– И все – сам?
– Ну, в Мехико мне немножко помогли, – сказал Снерг нарочито безразлично – он всегда в глубине души побаивался полностью подчиняться нежности, хотя и ругал себя за это не единожды.
Алена сплела пальцы у него на затылке, Снерг обнял ее, притянул, и не стало ничего, кроме них и запаха нездешних цветов.
Снерг лежал на спине и слушал ровное дыхание спящей Алены. Глаза закрыть не решался – боялся, что уснет. Раза два он уже зажмуривался, но тело тут же пронизывала мгновенная судорога, ощущение падения, и он просыпался, не успев заснуть. Он понимал – долго так продолжаться не может, нужно на что-то решаться…
Когда колыхание на границе полудремы и бодрствования стало непереносимым, он встал, накинул халат и прошел на балкон, осторожно обходя начавшие уже вянуть цветы. Наступал тот неуловимый переход от ночи к рассвету, утренний час, когда исчезли последние звезды, и перламутрово-серое небо должно вот-вот поголубеть. Мир был чист и свеж, новое утро означало новые надежды, но Снерг чувствовал себя опустошенным.
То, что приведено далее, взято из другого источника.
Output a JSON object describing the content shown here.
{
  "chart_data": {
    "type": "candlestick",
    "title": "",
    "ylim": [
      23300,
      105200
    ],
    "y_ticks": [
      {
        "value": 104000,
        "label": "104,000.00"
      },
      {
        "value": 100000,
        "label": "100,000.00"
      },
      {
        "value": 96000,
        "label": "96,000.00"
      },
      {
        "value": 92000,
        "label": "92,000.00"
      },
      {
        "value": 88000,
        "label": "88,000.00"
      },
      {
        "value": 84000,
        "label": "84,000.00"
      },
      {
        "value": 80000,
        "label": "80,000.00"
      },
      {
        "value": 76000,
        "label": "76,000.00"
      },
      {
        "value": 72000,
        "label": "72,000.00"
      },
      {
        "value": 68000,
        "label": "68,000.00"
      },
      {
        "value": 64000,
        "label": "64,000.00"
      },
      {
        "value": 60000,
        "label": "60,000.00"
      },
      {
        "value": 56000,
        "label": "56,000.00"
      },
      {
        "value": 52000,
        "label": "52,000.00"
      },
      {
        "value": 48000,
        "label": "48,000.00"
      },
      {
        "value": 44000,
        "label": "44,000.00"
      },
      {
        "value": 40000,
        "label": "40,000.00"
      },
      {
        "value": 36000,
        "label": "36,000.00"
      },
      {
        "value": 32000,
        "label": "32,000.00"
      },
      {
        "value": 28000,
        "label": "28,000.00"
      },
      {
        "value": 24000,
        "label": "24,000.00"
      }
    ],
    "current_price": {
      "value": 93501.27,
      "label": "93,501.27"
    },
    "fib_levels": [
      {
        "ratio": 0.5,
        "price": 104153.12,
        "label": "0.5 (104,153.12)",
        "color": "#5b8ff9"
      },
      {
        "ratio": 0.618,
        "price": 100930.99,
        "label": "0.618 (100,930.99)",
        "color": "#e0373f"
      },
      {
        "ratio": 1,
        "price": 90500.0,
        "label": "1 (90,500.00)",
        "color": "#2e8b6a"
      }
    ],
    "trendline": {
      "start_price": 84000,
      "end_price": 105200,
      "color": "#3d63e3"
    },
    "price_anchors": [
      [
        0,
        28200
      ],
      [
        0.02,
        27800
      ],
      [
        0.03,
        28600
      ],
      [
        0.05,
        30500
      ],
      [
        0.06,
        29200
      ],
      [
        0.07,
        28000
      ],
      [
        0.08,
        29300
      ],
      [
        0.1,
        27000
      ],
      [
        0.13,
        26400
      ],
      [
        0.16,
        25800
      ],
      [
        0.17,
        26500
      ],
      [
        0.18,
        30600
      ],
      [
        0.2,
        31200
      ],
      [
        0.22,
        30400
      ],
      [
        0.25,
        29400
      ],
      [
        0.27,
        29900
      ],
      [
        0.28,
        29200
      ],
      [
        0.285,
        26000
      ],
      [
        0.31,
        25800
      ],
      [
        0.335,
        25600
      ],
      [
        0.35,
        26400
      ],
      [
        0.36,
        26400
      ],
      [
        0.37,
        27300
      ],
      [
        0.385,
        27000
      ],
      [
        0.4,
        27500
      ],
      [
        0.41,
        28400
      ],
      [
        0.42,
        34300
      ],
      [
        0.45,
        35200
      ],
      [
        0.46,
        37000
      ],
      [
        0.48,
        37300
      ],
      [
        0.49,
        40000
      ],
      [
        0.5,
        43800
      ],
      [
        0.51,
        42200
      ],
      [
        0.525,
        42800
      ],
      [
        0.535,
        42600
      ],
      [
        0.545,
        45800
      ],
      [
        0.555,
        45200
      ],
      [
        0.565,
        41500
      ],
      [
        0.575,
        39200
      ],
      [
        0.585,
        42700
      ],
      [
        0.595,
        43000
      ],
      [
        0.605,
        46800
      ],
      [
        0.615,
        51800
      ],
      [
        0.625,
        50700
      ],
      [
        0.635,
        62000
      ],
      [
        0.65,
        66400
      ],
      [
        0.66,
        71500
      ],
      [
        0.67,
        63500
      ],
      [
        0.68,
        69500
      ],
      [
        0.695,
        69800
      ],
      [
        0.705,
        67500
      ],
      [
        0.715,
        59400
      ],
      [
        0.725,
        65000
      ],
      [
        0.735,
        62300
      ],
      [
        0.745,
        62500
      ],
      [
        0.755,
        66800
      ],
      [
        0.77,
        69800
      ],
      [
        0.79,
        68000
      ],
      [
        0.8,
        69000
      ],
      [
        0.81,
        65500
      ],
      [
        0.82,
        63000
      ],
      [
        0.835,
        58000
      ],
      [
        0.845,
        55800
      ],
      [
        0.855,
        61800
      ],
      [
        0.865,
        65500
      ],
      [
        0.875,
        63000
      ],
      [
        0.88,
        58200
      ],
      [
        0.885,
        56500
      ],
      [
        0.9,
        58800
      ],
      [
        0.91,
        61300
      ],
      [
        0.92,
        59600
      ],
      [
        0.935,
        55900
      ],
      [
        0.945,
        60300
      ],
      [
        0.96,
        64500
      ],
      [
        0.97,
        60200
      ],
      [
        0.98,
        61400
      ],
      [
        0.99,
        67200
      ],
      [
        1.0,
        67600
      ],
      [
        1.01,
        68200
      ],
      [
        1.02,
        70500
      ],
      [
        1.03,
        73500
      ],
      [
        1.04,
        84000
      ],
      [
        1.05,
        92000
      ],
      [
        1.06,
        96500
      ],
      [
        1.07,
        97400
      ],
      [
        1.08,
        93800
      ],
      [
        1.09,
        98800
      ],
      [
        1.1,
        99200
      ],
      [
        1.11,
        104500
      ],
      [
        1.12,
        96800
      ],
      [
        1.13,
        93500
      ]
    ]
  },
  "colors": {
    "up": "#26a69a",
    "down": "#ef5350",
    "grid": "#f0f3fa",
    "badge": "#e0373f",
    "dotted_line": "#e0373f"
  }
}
Так было всегда, каждый раз повторялось. Сначала блекло брезжила идея, как свет самой далекой звезды, потом она обретала четкие контуры, и начиналась работа, адова пахота, на всем протяжении которой Снерг прямо-таки панически боялся умереть вдруг, не закончив. А потом – монтаж, озвучивание, перевод на кристалломатрицы, и наконец наступал самый последний день – перед ним на столе лежали несколько голубых полупрозрачных двенадцатигранников. Конец. И Снерг без сожаления выбрасывал из сердца готовый фильм, забывал, как дикие звери забывают о выросших детенышах, был опустошен, ощущал себя ненужным никому, самому себе в том числе. До следующего легкого укола в сердце, означавшего – вот оно. Новая тема. Так было со многими, он специально расспрашивал, когда был моложе и неопытнее, считал себя отклонением от нормы и не понимал, что законы творчества едины для всех.
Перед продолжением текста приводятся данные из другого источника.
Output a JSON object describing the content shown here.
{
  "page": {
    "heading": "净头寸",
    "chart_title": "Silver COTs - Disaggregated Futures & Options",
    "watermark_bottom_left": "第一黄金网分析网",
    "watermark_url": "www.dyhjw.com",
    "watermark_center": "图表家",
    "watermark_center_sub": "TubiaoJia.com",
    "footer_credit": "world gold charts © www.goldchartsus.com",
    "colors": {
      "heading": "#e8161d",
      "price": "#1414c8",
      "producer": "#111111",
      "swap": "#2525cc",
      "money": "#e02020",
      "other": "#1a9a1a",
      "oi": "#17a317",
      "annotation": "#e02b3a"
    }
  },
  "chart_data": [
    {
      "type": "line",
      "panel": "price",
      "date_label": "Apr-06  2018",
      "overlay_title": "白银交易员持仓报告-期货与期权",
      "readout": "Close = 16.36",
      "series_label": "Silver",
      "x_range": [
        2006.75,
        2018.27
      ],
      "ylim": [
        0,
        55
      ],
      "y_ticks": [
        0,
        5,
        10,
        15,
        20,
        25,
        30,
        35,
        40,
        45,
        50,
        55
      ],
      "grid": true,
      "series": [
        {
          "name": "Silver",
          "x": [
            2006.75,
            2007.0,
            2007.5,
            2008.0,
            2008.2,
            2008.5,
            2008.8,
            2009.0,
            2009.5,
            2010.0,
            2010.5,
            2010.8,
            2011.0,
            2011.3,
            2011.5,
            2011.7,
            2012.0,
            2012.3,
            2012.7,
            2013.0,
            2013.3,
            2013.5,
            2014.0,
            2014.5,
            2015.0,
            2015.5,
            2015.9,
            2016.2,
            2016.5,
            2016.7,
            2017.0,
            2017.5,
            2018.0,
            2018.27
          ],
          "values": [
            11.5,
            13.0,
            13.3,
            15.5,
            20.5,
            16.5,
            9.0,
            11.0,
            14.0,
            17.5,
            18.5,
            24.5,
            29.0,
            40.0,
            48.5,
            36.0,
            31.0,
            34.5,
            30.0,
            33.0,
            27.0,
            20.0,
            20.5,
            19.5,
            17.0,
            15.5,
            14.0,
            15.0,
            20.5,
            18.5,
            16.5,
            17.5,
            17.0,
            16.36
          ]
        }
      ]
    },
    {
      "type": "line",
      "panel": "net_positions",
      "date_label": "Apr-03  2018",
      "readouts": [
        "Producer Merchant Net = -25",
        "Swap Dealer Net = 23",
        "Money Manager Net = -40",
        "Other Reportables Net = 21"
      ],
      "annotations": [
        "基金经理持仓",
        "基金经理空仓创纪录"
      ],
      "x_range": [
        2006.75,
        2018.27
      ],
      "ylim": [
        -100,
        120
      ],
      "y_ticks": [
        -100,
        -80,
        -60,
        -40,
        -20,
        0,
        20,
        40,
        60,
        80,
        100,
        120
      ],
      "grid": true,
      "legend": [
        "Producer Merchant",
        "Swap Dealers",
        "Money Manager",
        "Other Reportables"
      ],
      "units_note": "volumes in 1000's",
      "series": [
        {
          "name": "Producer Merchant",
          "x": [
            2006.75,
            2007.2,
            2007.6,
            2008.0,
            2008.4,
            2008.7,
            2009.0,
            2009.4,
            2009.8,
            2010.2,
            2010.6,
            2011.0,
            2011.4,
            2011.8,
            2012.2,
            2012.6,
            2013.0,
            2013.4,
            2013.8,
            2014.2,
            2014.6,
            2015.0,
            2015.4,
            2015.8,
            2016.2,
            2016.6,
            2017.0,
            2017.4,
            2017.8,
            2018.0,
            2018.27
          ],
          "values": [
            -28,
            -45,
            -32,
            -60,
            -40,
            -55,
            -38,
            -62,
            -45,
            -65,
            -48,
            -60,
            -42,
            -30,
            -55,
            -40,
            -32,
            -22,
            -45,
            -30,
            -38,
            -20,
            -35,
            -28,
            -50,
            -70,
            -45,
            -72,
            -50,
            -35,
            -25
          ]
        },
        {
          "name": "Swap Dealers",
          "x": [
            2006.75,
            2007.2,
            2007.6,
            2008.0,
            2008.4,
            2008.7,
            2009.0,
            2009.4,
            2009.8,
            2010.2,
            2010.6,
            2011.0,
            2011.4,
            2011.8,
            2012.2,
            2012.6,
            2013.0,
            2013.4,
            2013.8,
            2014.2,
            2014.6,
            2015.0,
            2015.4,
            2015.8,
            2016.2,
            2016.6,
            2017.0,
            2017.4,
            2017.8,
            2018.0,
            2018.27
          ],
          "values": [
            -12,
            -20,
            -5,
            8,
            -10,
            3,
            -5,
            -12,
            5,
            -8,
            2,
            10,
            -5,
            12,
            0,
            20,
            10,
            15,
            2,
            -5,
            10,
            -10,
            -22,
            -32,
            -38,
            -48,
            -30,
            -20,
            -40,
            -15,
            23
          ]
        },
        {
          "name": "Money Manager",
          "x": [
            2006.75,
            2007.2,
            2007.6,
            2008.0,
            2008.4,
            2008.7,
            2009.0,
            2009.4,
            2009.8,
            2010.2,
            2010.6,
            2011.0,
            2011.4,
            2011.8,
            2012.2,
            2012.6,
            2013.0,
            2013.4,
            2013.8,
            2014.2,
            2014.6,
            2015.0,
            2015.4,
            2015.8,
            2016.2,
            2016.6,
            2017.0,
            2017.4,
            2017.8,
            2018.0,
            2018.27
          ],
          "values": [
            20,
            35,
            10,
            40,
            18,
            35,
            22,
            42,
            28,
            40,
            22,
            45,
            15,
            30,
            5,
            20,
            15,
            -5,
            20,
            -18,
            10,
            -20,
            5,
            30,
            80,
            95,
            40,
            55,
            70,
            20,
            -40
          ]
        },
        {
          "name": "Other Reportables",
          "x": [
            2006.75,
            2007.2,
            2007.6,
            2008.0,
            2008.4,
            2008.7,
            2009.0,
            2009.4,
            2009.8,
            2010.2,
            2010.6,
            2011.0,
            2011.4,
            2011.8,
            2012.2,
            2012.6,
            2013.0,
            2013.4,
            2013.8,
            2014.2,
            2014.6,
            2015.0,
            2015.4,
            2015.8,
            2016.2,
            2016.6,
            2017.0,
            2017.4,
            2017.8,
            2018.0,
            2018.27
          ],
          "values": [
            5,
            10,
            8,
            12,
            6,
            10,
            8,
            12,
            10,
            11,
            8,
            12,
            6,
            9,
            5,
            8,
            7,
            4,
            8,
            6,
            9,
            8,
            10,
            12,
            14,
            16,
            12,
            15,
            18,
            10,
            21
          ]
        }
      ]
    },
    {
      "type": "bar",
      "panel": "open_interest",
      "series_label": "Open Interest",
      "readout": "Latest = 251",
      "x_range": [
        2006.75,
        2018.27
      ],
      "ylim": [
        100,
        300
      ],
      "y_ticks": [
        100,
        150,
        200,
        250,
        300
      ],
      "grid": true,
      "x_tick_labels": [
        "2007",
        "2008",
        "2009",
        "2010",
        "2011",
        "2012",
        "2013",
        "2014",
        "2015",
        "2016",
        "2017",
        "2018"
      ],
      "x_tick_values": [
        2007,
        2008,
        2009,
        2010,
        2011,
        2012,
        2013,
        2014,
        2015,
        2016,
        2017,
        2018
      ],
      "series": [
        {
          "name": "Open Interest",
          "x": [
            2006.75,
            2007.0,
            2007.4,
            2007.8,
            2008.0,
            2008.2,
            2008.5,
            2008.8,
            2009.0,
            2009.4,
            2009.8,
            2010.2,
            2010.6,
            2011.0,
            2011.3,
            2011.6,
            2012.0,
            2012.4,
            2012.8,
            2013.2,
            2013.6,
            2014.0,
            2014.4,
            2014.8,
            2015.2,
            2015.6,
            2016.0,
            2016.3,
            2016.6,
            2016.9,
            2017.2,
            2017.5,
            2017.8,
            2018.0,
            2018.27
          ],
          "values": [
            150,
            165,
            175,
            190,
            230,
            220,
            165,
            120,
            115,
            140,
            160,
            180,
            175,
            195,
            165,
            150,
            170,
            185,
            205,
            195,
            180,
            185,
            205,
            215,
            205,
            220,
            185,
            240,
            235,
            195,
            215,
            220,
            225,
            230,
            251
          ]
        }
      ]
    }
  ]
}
В комнате мягко прошлепали босые ноги, Снерг почувствовал взгляд Алены и напрягся.
– Ты почему не спишь, суеверная актриса? – спросил он не оборачиваясь.
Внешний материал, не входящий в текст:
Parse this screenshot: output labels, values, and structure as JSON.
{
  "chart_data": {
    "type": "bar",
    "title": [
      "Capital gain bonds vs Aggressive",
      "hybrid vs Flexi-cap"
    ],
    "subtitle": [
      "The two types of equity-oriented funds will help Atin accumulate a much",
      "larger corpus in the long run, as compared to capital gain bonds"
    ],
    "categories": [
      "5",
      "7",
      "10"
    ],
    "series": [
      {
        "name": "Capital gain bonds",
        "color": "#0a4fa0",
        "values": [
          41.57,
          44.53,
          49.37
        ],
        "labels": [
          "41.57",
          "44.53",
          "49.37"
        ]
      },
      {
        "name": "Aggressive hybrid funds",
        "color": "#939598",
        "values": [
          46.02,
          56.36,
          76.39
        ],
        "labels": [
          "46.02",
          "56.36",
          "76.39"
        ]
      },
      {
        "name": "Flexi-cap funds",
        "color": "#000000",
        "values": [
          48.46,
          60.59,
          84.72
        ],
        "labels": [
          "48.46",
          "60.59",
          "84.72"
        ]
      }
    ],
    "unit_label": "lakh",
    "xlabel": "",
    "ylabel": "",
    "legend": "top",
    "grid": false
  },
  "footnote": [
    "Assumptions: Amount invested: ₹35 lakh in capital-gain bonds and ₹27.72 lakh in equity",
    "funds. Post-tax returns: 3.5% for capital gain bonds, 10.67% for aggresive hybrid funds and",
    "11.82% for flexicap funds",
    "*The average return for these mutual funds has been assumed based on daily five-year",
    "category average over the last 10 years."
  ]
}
– Потому что чуткая, как нерв, – ответила Алена слегка хрипловатым, непроснувшимся голосом. – И хочу, чтобы ты хоть немного выспался после своих заброшенных городов.
– Я спал.
– Врешь, – сказала Алена убежденно. – Вот и врешь.
– Почему ты так решила?
– Я тебя всегда чувствую, сам знаешь. Пошли. – Алена бесцеремонно сгребла его за воротник халата и потащила в комнату. Снерг покорно пошел. Ему пришло в голову, что сегодня, быть может, все и обойдется – должны же когда-нибудь кончиться эти кошмары?
Алена уложила его в постель, преувеличенно заботливо, как младенцу, подоткнула одеяло, критически осмотрела и осталась довольна. Отошла к столику, выдвинула верхний ящик.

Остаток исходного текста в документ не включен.